Pour la vie La peine de mort est une abomination qu’aucun pays ne devrait tolérer. La propension actuelle de certains compatriotes à l'...
La peine de mort est une abomination qu’aucun pays ne devrait tolérer. La propension actuelle de certains compatriotes à l'accepter, sous le coup de l'émotion, doit nous inquiéter. D’autant plus que, nous Comoriens, sommes en réalité des gens tournés vers la vie, qui n’ont jamais été enfermés, au fil de notre histoire, dans des dynamiques de destruction physique. (Certains historiens y voient une faiblesse, moi j'y vois un choix délibéré pour la vie contre la mort)... La faiblesse des chiffres en matière de crimes sanglants, au long des siècles dans l’archipel des Comores, le démontre suffisamment.
D'un autre côté, l’argument religieux qu’on nous sert à satiété ne résiste pas. « Il n’y pas de débat possible sur la peine de mort. Dieu a tranché. Nous devons nous soumettre comme nous nous soumettons à l’obligation de la prière », m’expliquait hier un juriste acquis à l'exécution des personnes coupables de crimes de sang.
Qu’on me le pardonne mais l’adhésion de ce peuple aux exigences de la religion me parait bien sélective. Car c’est bien le même Dieu, dans le même Coran, qui nous demande, d’avoir foi en lui, d’effectuer de bonnes œuvres (Amilu s-swalihati), de nous recommander mutuellement l’équité ( watawasaw bi llhak) et de nous recommander mutuellement l'endurance ( watwasawu bis swabr). Peut-on sérieusement prétendre qu’il y a un début de respect de ce contenu sur cette terre d’Islam ?
On l’oublie souvent mais la religion est un tout. Elle tient depuis 15 siècles parce qu’elle a ses points d’équilibre et d’appui. Extraire juste un verset parce qu’il nous arrange un moment tout en tournant le dos au reste du Rissala a quelque chose d’incohérent.
Et puis « dans la réalité judiciaire, qu'est-ce que la peine de mort? » s’interroge Robert Badinter avant de poursuivre : « ce sont douze hommes et femmes, deux jours d'audience, l'impossibilité d'aller jusqu'au fond des choses et le droit, ou le devoir, terrible, de trancher, en quelques quarts d'heure, parfois quelques minutes, le problème si difficile de la culpabilité, et, au-delà, de décider de la vie ou de la mort d'un autre être ».

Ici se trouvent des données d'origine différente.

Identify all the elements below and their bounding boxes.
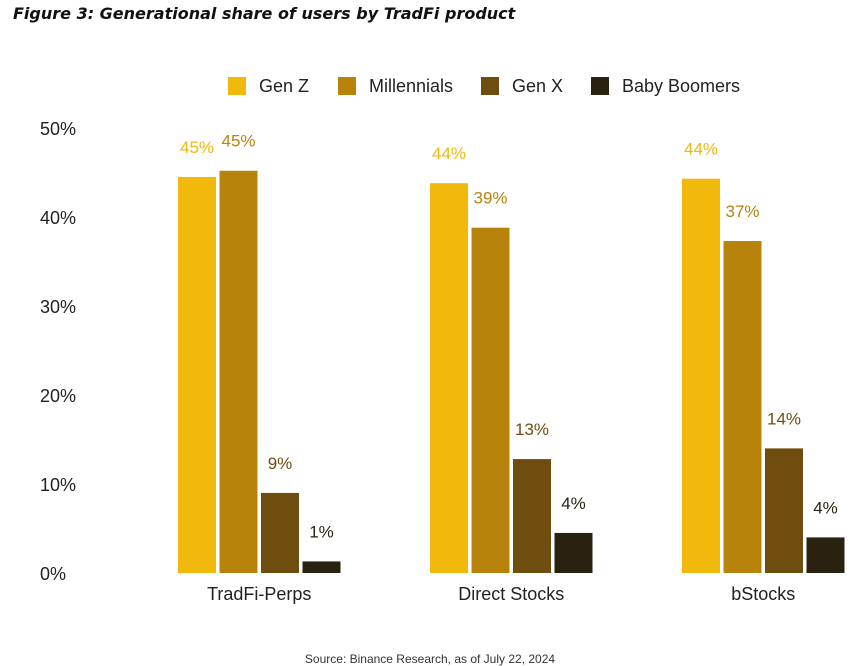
data-label: 14%: [767, 409, 801, 428]
y-tick-label: 50%: [40, 119, 76, 139]
bar: [430, 183, 468, 573]
bar: [723, 241, 762, 573]
y-tick-label: 0%: [40, 564, 66, 584]
y-tick-label: 20%: [40, 386, 76, 406]
bars: 45% 45% 9% 1% 44% 39% 13% 4% 44% 37% 14% 4%: [178, 132, 845, 574]
bar: [261, 492, 299, 573]
data-label: 9%: [268, 454, 293, 473]
data-label: 4%: [561, 494, 586, 513]
data-label: 1%: [309, 522, 334, 541]
bar: [219, 170, 258, 573]
figure-title: Figure 3: Generational share of users by…: [13, 4, 516, 23]
legend-swatch: [228, 77, 246, 95]
x-axis: TradFi-Perps Direct Stocks bStocks: [207, 584, 795, 604]
data-label: 45%: [180, 138, 214, 157]
data-label: 44%: [684, 140, 718, 159]
legend-label: Baby Boomers: [622, 76, 740, 96]
legend-swatch: [591, 77, 609, 95]
source-note: Source: Binance Research, as of July 22,…: [304, 652, 556, 666]
x-category-label: bStocks: [731, 584, 795, 604]
x-category-label: TradFi-Perps: [207, 584, 311, 604]
bar: [471, 227, 510, 573]
data-label: 4%: [813, 498, 838, 517]
bar: [178, 176, 216, 573]
data-label: 39%: [473, 189, 507, 208]
data-label: 45%: [221, 132, 255, 151]
bar: [513, 459, 551, 573]
bar: [806, 537, 845, 573]
y-tick-label: 30%: [40, 297, 76, 317]
data-label: 37%: [725, 202, 759, 221]
data-label: 44%: [432, 144, 466, 163]
bar: [765, 448, 803, 573]
y-tick-label: 10%: [40, 475, 76, 495]
legend-label: Gen Z: [259, 76, 309, 96]
bar: [302, 561, 341, 573]
legend: Gen Z Millennials Gen X Baby Boomers: [228, 76, 740, 96]
legend-swatch: [338, 77, 356, 95]
data-label: 13%: [515, 420, 549, 439]
legend-label: Gen X: [512, 76, 563, 96]
bar: [682, 178, 720, 574]
legend-swatch: [481, 77, 499, 95]
bar: [554, 532, 593, 573]
legend-label: Millennials: [369, 76, 453, 96]
y-tick-label: 40%: [40, 208, 76, 228]
x-category-label: Direct Stocks: [458, 584, 564, 604]
y-axis: 0% 10% 20% 30% 40% 50%: [40, 119, 76, 584]
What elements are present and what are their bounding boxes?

Croit-on sincèrement que le Maitre des Mondes et des Hommes autorise 12 personnes triées sur le volet à décider de la mort d’une autre personne en quelques heures ? Cette procédure expéditive, Dieu nous l’a commandée où ? dans quel texte ?
La sévérité d'une telle condamnation suppose, en outre, que le condamné soit pleinement responsable du crime jugé. Connaissez-vous un criminel dont "la culpabilité est totale", n’est pas liée à des parents défaillants, à une école incompétente, à de mauvaises fréquentations, à une situation professionnelle chaotique, à des circonstances qui ne dépendaient pas de lui ? Et pourquoi alors une seule personne doit avoir la tête coupée pour une série de ratages qui la dépassent ? Par ailleurs, pourquoi pour la peine de mort, on a soudainement la certitude que ceux qui jugent ne se trompent pas?
Et que dire des déments ? où est l’expertise psycho-légale en République comorienne aujourd’hui qui peut déterminer avec certitude qu’une personne condamnée n’a pas le jugement altéré par quelque maladie mentale inconnue du grand public ?
Quant à l’argument selon lequel, la peine de mort pourrait faire baisser le nombre de crimes on sait, depuis le premier ministre français Artiste Briand, qu’il ne repose sur rien... La perspective de la mort n’a jamais empêché de tuer. Sinon le Texas serait aujourd'hui une contrée libérée de tout crime de sang tandis que personne au monde ne songerait à devenir soldat.